Wyoming hunting rights bill

Russell Hiser of Douglas, Wyo., stops to take a look for elk along a hillside south of Douglas in early December. The Wyoming Senate on Tuesday gave preliminary approval to a resolution that would allow voters to decide whether to enshrine the right to hunt and fish in the state constitution.

CHEYENNE, Wyo. — The Wyoming Senate gave tentative approval Tuesday to a proposal to preserve citizens' rights to hunt and fish by locking the guarantee in the state's constitution.

Senate Joint Resolution 1, sponsored by Sen. Larry Hicks, R-Baggs, comes up for second reading in the Senate today.

If the measure passes, Wyoming will join the national movement to protect hunters' rights.

Last November Arkansas, South Carolina and Tennessee adopted “right to hunt” constitutional amendments.

Hicks gave the Senate a history lesson when he explained the bill Tuesday.

He said that in England, the Crown owned wildlife and persisted in that belief even though the Magna Carta, adopted in 1215, recognized the public rights to wildlife.

In the American colonies, almost every colonial charter recognized the right of the colonists to take wildlife, Hicks said. Although there were many attempts to insert the right in the U.S. Constitution, James Madison reserved the right to the states.

Wyoming, meanwhile, is fifth in the nation in the percentage of its population that hunts and fishes, with one-third of the citizens holding licenses. The state was settled by trappers and has a cultural history of hunting and fishing.

Hicks said large, well-funded organizations are behind the pro-animal rights, anti-hunting movement.

It is important, he said, to bind future generations to recognize hunting and fishing rights by putting it in the state's constitution.

“Let the people decide,” Hicks said.

Opponents of the proposed constitutional amendment mostly dislike adopting the guarantee in the constitution, which is difficult to change. They also questioned the severity of the threat from anti-hunting forces.

“I don't think we should change the constitution,” said Sen. Michael Von Flatern, R-Gillette.

He said that without restraint, if someone in the future believed electric vehicles were a threat, the cars could also be banned in the constitution.

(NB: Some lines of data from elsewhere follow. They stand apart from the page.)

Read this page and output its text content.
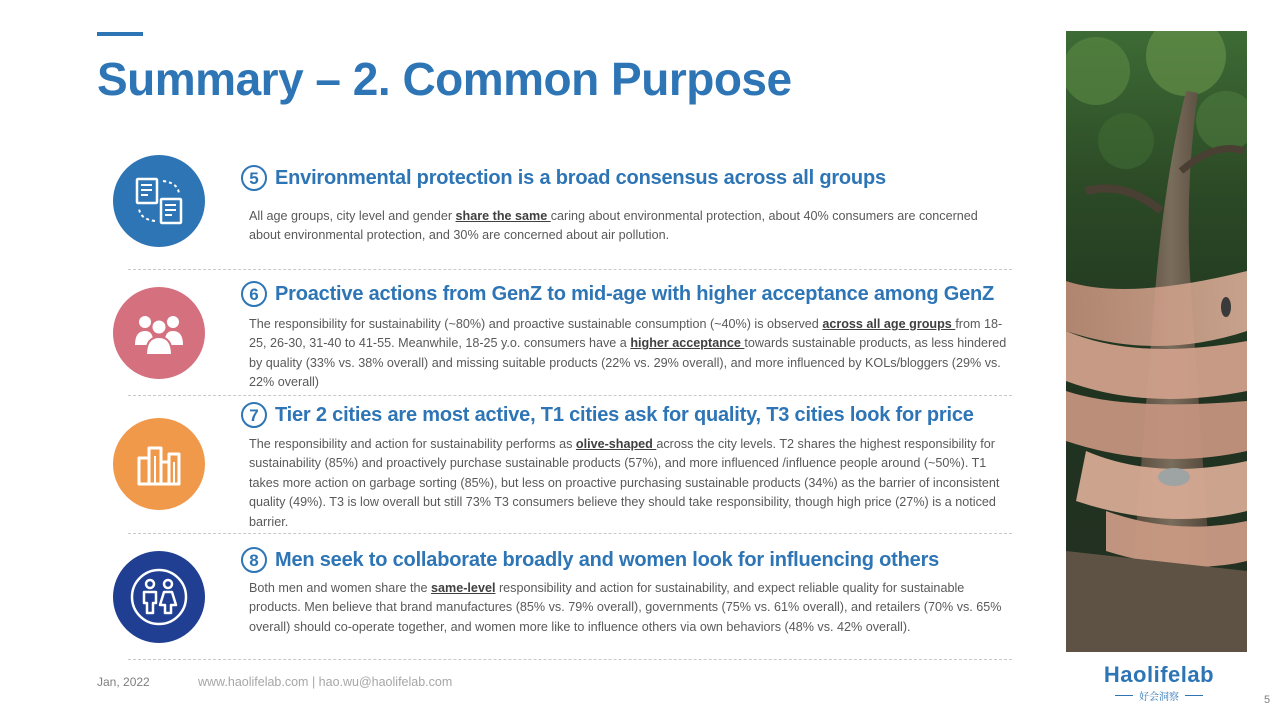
Summary – 2. Common Purpose
5 Environmental protection is a broad consensus across all groups

All age groups, city level and gender share the same caring about environmental protection, about 40% consumers are concerned about environmental protection, and 30% are concerned about air pollution.

6 Proactive actions from GenZ to mid-age with higher acceptance among GenZ

The responsibility for sustainability (~80%) and proactive sustainable consumption (~40%) is observed across all age groups from 18-25, 26-30, 31-40 to 41-55. Meanwhile, 18-25 y.o. consumers have a higher acceptance towards sustainable products, as less hindered by quality (33% vs. 38% overall) and missing suitable products (22% vs. 29% overall), and more influenced by KOLs/bloggers (29% vs. 22% overall)

7 Tier 2 cities are most active, T1 cities ask for quality, T3 cities look for price

The responsibility and action for sustainability performs as olive-shaped across the city levels. T2 shares the highest responsibility for sustainability (85%) and proactively purchase sustainable products (57%), and more influenced /influence people around (~50%). T1 takes more action on garbage sorting (85%), but less on proactive purchasing sustainable products (34%) as the barrier of inconsistent quality (49%). T3 is low overall but still 73% T3 consumers believe they should take responsibility, though high price (27%) is a noticed barrier.

8 Men seek to collaborate broadly and women look for influencing others

Both men and women share the same-level responsibility and action for sustainability, and expect reliable quality for sustainable products. Men believe that brand manufactures (85% vs. 79% overall), governments (75% vs. 61% overall), and retailers (70% vs. 65% overall) should co-operate together, and women more like to influence others via own behaviors (48% vs. 42% overall).

Jan, 2022	www.haolifelab.com | hao.wu@haolifelab.com	Haolifelab
好会洞察	5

Sen. Charles Scott, R-Casper, said he doubts the threat will reach Wyoming before five or 10 years. But he said he is aware of what wealthy people and groups in other states can do with getting initiatives on the ballot.

Sen. Ogden Driskill, R-Devils Tower, a co-sponsor of the bill, also urged adoption, saying the threats are real.

Driskill said earlier that hunting rights are under attack by radical organizations such as the Humane Society of the United States, not to be confused with the Humane Society that rescues stray dogs and cats.

Without action to preserve those rights, Driskill predicted a piecemeal approach in future years to limit those rights “bit by bit.”